Сразу послышались голоса с разных сторон. Говорили старые и молодые.
– Слыхали… И мы слыхали… Два мильона сцапал немчин!.. А то бы ни в жисть наши не выпустили круля.
– Вестимо! Как крысу в норе, окопали мы ево в этом самом Гданске! – подал голос солдат из кружка таинственных собеседников. – Я тамо был. Мерзли, голодали, а в оба глядели!.. Не упустили бы полячишки, кабы само начальство нам глаза не отвело!.. Вестимо: генералы-нехристи все, не нашинские!.. Немцы-бусурмане, так они друг дружку и покрывают… Э-эх, нет нашего батюшки, царя Петра Лексеича. Государыня, слышь, при смерти… Государь названый – дите малое. Кто править станет!.. Што с нами буде!..
– Плохо буде, детушки! – словно обрубил речь старик-начетчик. – Я и сам служил еще амператору Петру свет Лексеичу. И при мне немцы в делах были. Да для нашего, расейского царя – свою же братью вот как лихо колотили!.. А как обошла-обложила сила чужая нашу Расеюшку… Вся правительства наша – скрозь немцы… И по судам, и по воеводам… И ахфицеры, и по купечеству… Податься нашему брату русаку некуды.

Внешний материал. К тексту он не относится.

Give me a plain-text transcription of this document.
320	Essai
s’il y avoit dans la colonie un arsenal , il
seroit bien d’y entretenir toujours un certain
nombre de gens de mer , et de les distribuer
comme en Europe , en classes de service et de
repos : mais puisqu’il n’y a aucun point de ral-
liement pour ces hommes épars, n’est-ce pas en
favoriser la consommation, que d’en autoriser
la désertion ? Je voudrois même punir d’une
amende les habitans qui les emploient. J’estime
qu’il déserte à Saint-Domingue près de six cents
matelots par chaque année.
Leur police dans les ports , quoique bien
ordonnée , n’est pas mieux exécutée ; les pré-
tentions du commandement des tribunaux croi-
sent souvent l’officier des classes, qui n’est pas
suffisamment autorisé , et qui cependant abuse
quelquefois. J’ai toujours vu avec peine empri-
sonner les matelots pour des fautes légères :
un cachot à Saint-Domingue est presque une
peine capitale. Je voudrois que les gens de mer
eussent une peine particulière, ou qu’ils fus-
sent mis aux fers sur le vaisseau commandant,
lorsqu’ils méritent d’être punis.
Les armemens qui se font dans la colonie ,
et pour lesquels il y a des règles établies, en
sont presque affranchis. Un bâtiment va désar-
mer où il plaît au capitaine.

Мы по простоте, а они со сноровкою, с хитрою!.. И было плохо, а стало овсе худо! Буде и тово хуже!.. Вот, повидите сами, братцы… – таинственно, глухо, но внятно заговорил он, окинув горящими глазами слушателей. – Повидите сами… Ен – близко!.. Последние ноне времена пришли… Голод кругом. Хлебушка нету. Чему грош раней цена – ноне алтын плати. Поборы, доимки у хрестьян из души выколачивать стали. Села пустеют от бедности. Чума, слышь, мор идет на Расею. Пожаром кругом земля полыхает. Переписывать не то людей – собак да лошадей ноне стали. Клейма на руке класть будут… Вот как палачи теперя на разбойниках выжигают – так на всем хрещеном люде тавро поставят… Чай, сами слыхали: сулят и монастыри все древние прикрыть, церкви Божии припечатать, не пускать народ на молитву… Ветхи, мол, стали храмы те – толкуют никоновцы, дети антихристовы… Разумеете, детушки: «ветхую веру» ен рушить хочет. Свой завет, антихристов, наведет на нас!.. Близко, о-ох, близко последние времена… Стонут тяжко люди… Могилки отцовы и те стонут!.. Брат на брата восстает и предает сын отца!.. Последние времена!..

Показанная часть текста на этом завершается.